Anyone who owns or rents a home knows that it doesn’t maintain itself. Unfortunately. The good news is that when “stuff happens”, whether regular maintenance or something with a much larger hassle factor, the level we are prepared to deal with the situation determines the ease getting back to our definition of “normal”.
The media has shown us about strife inflicted to large sections of communities caused by natural weather disasters, requiring generators for power or back-up plans for housing. We think that just is something that might just happen on the news. Statistically correct, a large natural disaster isn’t likely to happen to your family. What is more likely to happen could be an ice dam on your roof, a plugged up over-flow in your laundry tub or a flat tire in your garage.
In some sense, living in Midwest has its advantages for times when “stuff happens”. The mindset of people raised in a cold climate is very different from those who grew up in the tropics when it comes to the concepts of “preparation” or “preparedness”.
In our climate, our ancestors knew our growing season was short and planned for survival accordingly. They carefully saved seeds at harvest time for the following year’s crops. They canned foods and built homes with heat on the inside which included some form of insulation. Like functional fashionistas, they created the “layered look” to cloth themselves over the long winters. Not having paved driveways yet, they formulated ways to do snow removal and mobilize. Most importantly, they rejoiced in a season of no mosquitoes.
A culture raised generationally in the tropics, although they had to live full time with bugs, knew that food was easily available and shelter requirements were not as stringent. “Preparedness” was not as necessary when the year-around custom for breakfast was to walk out to the grove in the backyard and pick fresh grapefruit.
Unless you’ve moved to Minnesota from someplace balmy or tropical, you know the drill. Having some basic household tools and supplies (and knowing where they are if needed quickly) can range from making household maintenance easy to mitigating a disaster. Cold weather can compound just about any problem, so a little planning can go a long way when it comes to an urgency – or much worse, an emergency.
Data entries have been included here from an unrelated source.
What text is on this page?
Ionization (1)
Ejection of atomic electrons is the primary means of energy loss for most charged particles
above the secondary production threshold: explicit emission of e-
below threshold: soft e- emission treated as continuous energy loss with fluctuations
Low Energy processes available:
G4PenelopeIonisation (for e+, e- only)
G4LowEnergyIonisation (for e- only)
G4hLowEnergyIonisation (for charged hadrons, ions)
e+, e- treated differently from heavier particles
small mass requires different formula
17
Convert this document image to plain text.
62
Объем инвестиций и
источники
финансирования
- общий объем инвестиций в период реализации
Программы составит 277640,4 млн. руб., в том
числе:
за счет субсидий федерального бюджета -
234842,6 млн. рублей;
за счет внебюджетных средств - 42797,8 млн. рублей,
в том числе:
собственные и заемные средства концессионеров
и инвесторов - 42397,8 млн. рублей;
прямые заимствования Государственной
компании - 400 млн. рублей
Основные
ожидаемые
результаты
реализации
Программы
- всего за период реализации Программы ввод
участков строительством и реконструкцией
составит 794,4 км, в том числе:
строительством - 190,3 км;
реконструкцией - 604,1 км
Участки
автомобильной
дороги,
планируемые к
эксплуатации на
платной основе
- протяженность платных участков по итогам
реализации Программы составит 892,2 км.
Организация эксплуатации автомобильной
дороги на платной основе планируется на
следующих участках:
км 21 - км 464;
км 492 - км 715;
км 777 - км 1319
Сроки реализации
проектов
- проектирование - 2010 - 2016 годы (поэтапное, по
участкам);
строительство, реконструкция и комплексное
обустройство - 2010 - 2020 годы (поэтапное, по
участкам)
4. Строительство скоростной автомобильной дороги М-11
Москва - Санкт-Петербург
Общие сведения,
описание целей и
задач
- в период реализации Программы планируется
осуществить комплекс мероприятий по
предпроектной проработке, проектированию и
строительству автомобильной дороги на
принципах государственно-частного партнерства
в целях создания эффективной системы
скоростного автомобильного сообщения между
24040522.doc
You may be a new homeowner or liable renter who doesn’t own a hose yet (not on the following list, by the way),or a seasoned homeowner who feels your list would easily double this one. So whether this is new or a review, here is a basic “Household Preparation List” suggesting what you need on hand and be ready for when “stuff happens”:
- Basic tool kit with hammer, screw drivers, some nails, Allen wrenches and pliers
- Flashlights – with fresh batteries always. Keep in bedrooms, foyer and one by the circuit breaker.
- Spare batteries – even the 9V size for when the fire alarm chirps at 2:30 a.m.
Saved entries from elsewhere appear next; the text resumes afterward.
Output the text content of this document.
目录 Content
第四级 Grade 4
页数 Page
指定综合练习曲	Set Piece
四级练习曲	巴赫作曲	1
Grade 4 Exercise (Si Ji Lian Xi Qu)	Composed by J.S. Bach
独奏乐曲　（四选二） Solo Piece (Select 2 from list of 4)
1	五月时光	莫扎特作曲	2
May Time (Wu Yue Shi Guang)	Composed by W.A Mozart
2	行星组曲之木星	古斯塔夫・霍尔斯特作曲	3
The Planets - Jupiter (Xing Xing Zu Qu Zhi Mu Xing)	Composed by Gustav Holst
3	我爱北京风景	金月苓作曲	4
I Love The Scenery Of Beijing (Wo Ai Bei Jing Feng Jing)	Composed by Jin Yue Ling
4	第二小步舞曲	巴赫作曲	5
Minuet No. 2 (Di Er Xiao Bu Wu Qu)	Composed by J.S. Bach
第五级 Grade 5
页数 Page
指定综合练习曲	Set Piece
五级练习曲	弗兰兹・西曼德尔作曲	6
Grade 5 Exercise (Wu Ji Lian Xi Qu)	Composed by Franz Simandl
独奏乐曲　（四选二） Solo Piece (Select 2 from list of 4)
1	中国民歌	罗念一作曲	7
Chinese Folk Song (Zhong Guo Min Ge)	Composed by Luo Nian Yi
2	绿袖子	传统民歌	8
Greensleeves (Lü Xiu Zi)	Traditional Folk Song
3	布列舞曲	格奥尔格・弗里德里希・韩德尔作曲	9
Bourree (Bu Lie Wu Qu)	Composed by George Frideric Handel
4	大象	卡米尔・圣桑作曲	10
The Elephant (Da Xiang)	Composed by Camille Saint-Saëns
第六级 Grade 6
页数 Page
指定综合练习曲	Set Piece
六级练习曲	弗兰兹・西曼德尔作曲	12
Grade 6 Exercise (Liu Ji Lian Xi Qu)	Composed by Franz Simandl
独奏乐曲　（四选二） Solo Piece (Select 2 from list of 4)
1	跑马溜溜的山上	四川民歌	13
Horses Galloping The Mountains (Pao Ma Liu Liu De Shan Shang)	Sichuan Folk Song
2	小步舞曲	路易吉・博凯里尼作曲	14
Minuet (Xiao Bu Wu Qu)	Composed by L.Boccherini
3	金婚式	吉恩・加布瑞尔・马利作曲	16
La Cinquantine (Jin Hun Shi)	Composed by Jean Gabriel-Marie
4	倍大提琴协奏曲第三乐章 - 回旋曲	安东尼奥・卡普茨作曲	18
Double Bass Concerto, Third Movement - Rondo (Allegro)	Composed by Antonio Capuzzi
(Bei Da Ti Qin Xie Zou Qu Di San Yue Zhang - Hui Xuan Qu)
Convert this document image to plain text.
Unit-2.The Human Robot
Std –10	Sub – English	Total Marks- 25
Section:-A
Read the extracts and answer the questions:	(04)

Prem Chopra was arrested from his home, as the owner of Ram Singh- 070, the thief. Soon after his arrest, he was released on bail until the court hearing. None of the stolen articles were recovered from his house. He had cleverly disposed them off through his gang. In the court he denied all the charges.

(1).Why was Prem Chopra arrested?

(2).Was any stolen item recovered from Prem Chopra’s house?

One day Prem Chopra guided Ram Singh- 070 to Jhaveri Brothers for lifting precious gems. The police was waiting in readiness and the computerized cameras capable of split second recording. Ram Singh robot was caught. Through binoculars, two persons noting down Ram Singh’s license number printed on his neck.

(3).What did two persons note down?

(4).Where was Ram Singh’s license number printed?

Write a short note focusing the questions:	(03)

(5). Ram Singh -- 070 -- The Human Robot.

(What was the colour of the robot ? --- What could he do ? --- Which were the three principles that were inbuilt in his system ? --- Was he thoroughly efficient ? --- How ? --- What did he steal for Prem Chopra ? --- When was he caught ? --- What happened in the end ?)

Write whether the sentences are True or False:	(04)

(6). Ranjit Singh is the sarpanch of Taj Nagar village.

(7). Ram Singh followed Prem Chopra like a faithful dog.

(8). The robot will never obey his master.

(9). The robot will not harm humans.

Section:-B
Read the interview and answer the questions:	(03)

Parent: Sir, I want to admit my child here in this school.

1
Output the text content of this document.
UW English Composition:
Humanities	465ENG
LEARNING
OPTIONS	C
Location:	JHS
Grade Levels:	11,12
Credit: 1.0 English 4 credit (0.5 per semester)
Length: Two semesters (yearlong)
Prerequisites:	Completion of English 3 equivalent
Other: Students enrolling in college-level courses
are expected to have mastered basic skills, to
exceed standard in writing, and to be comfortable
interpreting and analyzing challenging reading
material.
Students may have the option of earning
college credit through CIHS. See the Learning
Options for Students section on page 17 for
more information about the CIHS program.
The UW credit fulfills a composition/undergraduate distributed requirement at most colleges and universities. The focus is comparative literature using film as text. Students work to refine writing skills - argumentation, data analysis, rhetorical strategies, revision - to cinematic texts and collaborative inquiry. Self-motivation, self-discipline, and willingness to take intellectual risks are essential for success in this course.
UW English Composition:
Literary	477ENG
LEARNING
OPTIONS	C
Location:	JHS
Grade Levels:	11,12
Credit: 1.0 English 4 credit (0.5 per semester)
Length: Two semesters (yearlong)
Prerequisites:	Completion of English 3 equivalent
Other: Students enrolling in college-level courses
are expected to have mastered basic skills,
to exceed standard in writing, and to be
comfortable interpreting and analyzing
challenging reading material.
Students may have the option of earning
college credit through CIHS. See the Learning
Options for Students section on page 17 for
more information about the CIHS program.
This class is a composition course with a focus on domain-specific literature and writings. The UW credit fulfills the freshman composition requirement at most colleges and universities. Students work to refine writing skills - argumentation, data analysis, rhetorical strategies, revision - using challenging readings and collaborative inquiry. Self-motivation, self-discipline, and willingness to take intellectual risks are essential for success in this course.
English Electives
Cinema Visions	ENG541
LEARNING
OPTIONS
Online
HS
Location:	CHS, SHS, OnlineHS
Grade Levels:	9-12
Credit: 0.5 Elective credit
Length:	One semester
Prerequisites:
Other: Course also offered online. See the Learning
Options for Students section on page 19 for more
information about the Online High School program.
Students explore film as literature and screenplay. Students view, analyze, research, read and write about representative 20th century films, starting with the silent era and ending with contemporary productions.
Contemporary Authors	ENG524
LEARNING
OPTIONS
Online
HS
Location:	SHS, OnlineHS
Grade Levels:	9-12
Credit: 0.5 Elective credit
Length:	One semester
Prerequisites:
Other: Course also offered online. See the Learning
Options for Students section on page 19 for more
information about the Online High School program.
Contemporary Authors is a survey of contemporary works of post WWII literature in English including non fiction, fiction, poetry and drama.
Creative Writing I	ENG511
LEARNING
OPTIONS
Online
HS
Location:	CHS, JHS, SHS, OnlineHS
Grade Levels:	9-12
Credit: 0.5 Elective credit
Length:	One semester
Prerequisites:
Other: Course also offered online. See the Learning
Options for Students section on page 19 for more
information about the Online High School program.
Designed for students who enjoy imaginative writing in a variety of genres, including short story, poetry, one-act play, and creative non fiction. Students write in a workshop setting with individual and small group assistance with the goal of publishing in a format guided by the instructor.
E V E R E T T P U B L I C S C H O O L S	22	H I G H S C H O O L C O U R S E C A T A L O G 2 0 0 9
- Spare keys for house and vehicles
- Shop vac*
- Snow shovel
- Air compressor*
- Step Ladder – tall enough to manage ceiling light bulbs and the chirping fire alarm safely
- Extra light bulbs – don’t forget about the flood lights outside
- Roof rake* – for ice dam prevention
- Long extension cords (aka: orange cords)
- Oscillating fans
- Large coolers
- Several gallons of bottled water – keep them from freezing
- Space heaters
- Sleeping bags
- Saw and pruning shears
- Vehicles** – well, they are in garage – winter gear, blankets, snow scrapers, etc.
- Let anyone tending to your home while you are gone know where the circuit breakers and water shut off valves are located
* At Richfield Blacktop and Concrete, we are big fans of community, so some of the supplies on your “Household Preparation List” these items might be shared by your neighbors or by more than one household. Get that agreement set up in advance of any potential issue, so if you need to knock on someone’s door in the middle of the night because a pipe burst, they don’t call 911 on you while the Fisher Price toys are floating in your basement.
** Some believe that as long as they are going from a heated garage to the heated underground parking at the office building, they have no need to have warm options in the car in the event of an emergency. Even if you drive extra carefully on that slippery bridge deck while enjoying your latte on the way to work, doesn’t mean the guy who is in the giant SUV who is running late and is not quite as mindful, won’t spill your coffee.
This is Minnesota. It’s Winter. Stuff happens. Plan accordingly.